Gabriel Sarch, Snigdha Saha, Naitik Khandelwal, Ayush Jain, Michael J. Tarr, Aviral Kumar, Katerina Fragkiadaki
Carnegie Mellon University
arXiv.org (2025)
MM RL Reasoning Agent

📝 Paper Summary

Vision-Language Models (VLMs) Reinforcement Learning (RL) Visual Reasoning
ViGoRL improves visual reasoning by training VLMs to explicitly anchor every textual thought to specific image coordinates, enabling active visual exploration and verification via reinforcement learning.
Core Problem
Standard Vision-Language Models (VLMs) process images globally and abstractly, failing to actively inspect specific regions.
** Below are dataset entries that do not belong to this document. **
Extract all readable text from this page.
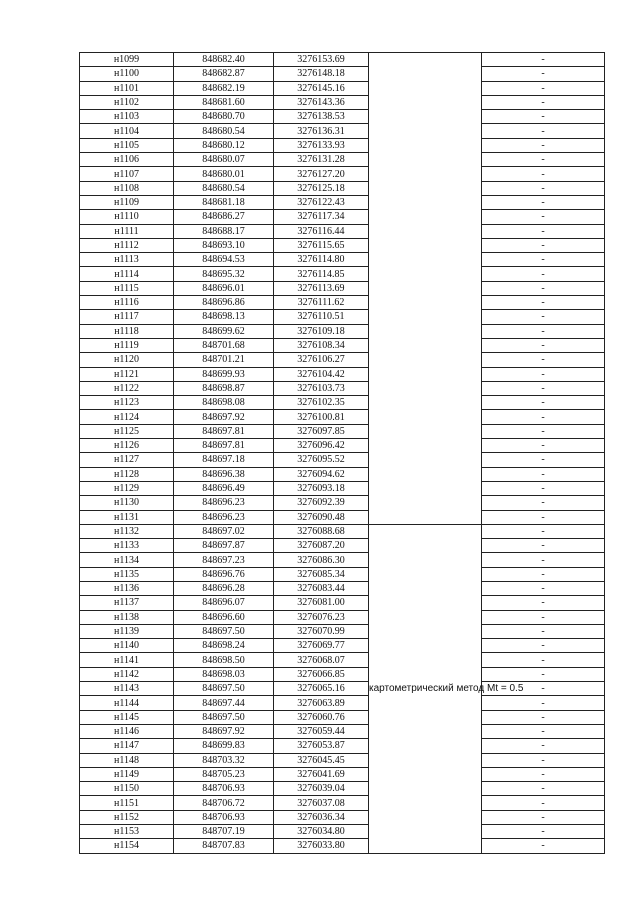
н1099	848682.40	3276153.69		-
н1100	848682.87	3276148.18		-
н1101	848682.19	3276145.16		-
н1102	848681.60	3276143.36		-
н1103	848680.70	3276138.53		-
н1104	848680.54	3276136.31		-
н1105	848680.12	3276133.93		-
н1106	848680.07	3276131.28		-
н1107	848680.01	3276127.20		-
н1108	848680.54	3276125.18		-
н1109	848681.18	3276122.43		-
н1110	848686.27	3276117.34		-
н1111	848688.17	3276116.44		-
н1112	848693.10	3276115.65		-
н1113	848694.53	3276114.80		-
н1114	848695.32	3276114.85		-
н1115	848696.01	3276113.69		-
н1116	848696.86	3276111.62		-
н1117	848698.13	3276110.51		-
н1118	848699.62	3276109.18		-
н1119	848701.68	3276108.34		-
н1120	848701.21	3276106.27		-
н1121	848699.93	3276104.42		-
н1122	848698.87	3276103.73		-
н1123	848698.08	3276102.35		-
н1124	848697.92	3276100.81		-
н1125	848697.81	3276097.85		-
н1126	848697.81	3276096.42		-
н1127	848697.18	3276095.52		-
н1128	848696.38	3276094.62		-
н1129	848696.49	3276093.18		-
н1130	848696.23	3276092.39		-
н1131	848696.23	3276090.48		-
н1132	848697.02	3276088.68	картометрический метод Mt = 0.5	-
н1133	848697.87	3276087.20		-
н1134	848697.23	3276086.30		-
н1135	848696.76	3276085.34		-
н1136	848696.28	3276083.44		-
н1137	848696.07	3276081.00		-
н1138	848696.60	3276076.23		-
н1139	848697.50	3276070.99		-
н1140	848698.24	3276069.77		-
н1141	848698.50	3276068.07		-
н1142	848698.03	3276066.85		-
н1143	848697.50	3276065.16		-
н1144	848697.44	3276063.89		-
н1145	848697.50	3276060.76		-
н1146	848697.92	3276059.44		-
н1147	848699.83	3276053.87		-
н1148	848703.32	3276045.45		-
н1149	848705.23	3276041.69		-
н1150	848706.93	3276039.04		-
н1151	848706.72	3276037.08		-
н1152	848706.93	3276036.34		-
н1153	848707.19	3276034.80		-
н1154	848707.83	3276033.80		-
Naïve reinforcement learning amplifies this behavior, encouraging models to find shortcuts rather than developing genuine visual search strategies.
Why it matters:
  • Current models treat vision as static context, leading to poor performance on tasks requiring sequential search (e.g., finding small objects in clutter).
  • Without grounding, models hallucinate reasoning steps without verifying them against visual evidence.
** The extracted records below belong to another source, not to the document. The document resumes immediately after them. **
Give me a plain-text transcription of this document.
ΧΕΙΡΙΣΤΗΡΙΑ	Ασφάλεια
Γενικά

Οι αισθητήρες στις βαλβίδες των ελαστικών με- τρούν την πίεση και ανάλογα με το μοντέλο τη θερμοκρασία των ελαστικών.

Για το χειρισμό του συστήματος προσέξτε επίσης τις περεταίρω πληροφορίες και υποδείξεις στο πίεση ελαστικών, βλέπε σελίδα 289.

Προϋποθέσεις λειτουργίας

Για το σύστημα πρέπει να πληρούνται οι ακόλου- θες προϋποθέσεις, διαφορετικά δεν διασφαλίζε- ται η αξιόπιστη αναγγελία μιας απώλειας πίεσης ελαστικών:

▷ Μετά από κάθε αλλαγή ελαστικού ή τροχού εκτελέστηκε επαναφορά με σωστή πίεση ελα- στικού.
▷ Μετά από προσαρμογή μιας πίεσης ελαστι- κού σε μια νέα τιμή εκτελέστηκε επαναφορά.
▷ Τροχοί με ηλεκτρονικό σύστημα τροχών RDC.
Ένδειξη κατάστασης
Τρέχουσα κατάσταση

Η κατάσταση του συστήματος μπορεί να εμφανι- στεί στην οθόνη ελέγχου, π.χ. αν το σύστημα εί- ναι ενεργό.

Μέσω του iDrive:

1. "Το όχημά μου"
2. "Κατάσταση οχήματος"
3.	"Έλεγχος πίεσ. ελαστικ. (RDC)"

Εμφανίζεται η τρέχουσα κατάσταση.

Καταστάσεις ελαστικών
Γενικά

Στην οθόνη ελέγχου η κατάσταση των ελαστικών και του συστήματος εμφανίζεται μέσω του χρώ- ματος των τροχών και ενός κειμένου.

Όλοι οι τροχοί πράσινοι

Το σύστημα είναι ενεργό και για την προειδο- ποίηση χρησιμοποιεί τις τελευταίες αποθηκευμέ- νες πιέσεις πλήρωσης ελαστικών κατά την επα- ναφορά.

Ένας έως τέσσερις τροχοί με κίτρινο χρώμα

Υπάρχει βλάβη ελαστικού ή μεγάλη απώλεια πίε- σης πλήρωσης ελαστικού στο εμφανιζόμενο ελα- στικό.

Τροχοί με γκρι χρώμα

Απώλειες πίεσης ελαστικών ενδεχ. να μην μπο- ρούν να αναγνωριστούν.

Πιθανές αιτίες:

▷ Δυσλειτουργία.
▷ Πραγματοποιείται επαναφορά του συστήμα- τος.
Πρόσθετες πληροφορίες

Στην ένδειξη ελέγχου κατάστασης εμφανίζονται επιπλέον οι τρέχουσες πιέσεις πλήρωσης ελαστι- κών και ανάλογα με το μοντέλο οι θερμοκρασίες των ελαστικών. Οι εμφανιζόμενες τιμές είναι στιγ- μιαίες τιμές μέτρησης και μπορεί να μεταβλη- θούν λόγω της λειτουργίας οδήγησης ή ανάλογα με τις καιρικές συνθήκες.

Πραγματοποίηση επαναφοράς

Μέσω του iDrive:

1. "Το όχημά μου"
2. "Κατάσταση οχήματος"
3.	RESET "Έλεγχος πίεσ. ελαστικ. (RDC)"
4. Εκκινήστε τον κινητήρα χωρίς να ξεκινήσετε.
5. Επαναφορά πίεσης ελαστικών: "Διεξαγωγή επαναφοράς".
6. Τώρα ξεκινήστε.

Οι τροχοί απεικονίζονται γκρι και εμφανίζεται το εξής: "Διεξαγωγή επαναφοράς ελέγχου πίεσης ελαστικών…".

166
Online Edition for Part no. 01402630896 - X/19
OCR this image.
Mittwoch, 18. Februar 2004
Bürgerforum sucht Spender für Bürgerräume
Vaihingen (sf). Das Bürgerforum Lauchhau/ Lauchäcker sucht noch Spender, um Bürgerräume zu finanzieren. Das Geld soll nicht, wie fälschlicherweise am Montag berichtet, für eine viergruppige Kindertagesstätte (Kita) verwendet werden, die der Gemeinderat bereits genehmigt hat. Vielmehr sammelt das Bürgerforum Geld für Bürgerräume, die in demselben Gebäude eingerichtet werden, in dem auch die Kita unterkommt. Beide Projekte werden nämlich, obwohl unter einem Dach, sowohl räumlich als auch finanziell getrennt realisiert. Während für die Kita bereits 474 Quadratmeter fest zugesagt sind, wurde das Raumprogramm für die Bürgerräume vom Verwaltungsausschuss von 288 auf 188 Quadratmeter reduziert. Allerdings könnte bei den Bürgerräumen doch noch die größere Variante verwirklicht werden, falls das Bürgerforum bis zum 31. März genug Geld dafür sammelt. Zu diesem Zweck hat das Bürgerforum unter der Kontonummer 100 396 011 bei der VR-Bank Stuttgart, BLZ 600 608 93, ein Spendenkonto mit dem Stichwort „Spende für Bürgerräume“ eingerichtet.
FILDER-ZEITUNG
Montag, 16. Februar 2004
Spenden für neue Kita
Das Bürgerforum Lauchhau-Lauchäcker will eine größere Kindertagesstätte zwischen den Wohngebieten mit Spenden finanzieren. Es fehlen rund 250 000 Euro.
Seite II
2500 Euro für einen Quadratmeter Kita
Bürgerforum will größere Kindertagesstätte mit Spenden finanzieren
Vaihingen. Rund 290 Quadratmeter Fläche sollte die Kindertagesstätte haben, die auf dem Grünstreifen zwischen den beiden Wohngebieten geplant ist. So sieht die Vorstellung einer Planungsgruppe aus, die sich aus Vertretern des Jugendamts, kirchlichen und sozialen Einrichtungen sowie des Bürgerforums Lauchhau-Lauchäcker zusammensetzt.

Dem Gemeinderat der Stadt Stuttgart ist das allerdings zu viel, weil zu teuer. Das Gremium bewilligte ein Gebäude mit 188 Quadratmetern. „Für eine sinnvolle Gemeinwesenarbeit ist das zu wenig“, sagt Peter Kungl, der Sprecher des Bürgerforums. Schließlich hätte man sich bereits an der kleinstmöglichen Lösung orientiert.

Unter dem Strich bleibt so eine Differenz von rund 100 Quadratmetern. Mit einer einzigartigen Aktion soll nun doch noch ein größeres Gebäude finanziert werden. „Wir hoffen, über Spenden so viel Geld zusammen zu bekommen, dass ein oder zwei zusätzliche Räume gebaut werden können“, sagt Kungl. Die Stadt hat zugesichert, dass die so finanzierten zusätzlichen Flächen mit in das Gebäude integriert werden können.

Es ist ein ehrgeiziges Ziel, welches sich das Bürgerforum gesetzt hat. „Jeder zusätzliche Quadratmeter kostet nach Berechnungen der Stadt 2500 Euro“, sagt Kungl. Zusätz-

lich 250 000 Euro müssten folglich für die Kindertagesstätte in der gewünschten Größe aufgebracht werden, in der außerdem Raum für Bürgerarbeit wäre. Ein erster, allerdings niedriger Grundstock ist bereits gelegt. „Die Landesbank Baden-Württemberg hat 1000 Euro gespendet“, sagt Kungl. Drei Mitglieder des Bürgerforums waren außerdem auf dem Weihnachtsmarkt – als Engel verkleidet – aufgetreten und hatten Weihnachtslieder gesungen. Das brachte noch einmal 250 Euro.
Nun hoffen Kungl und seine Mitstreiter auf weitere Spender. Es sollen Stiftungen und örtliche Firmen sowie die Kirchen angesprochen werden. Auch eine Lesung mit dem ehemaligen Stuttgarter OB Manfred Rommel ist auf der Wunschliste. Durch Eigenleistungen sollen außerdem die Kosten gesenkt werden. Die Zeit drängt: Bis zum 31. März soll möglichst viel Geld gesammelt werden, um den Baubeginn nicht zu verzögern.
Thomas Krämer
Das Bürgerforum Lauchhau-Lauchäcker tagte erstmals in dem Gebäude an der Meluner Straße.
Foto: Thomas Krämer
  • RL typically fails to induce new capabilities like backtracking or zooming unless these behaviors are already present in the model's sampling distribution.
Concrete Example: When asked to solve a spatial reasoning task, a standard Qwen2.5-VL-3B model generates abstract text without referencing image locations, examining only 1.44 regions on average and never backtracking. In contrast, ViGoRL explicitly outputs coordinates for each thought, allowing it to verify hypotheses and correct errors.
Key Novelty
Visually Grounded Reinforcement Learning (ViGoRL)
  • Redefines a reasoning step as a tuple containing both a textual thought and a spatial coordinate (x,y), forcing the model to 'point' to evidence while thinking.
  • Uses Monte Carlo Tree Search (MCTS) with a strong teacher model to generate synthetic training data that demonstrates active exploration and backtracking.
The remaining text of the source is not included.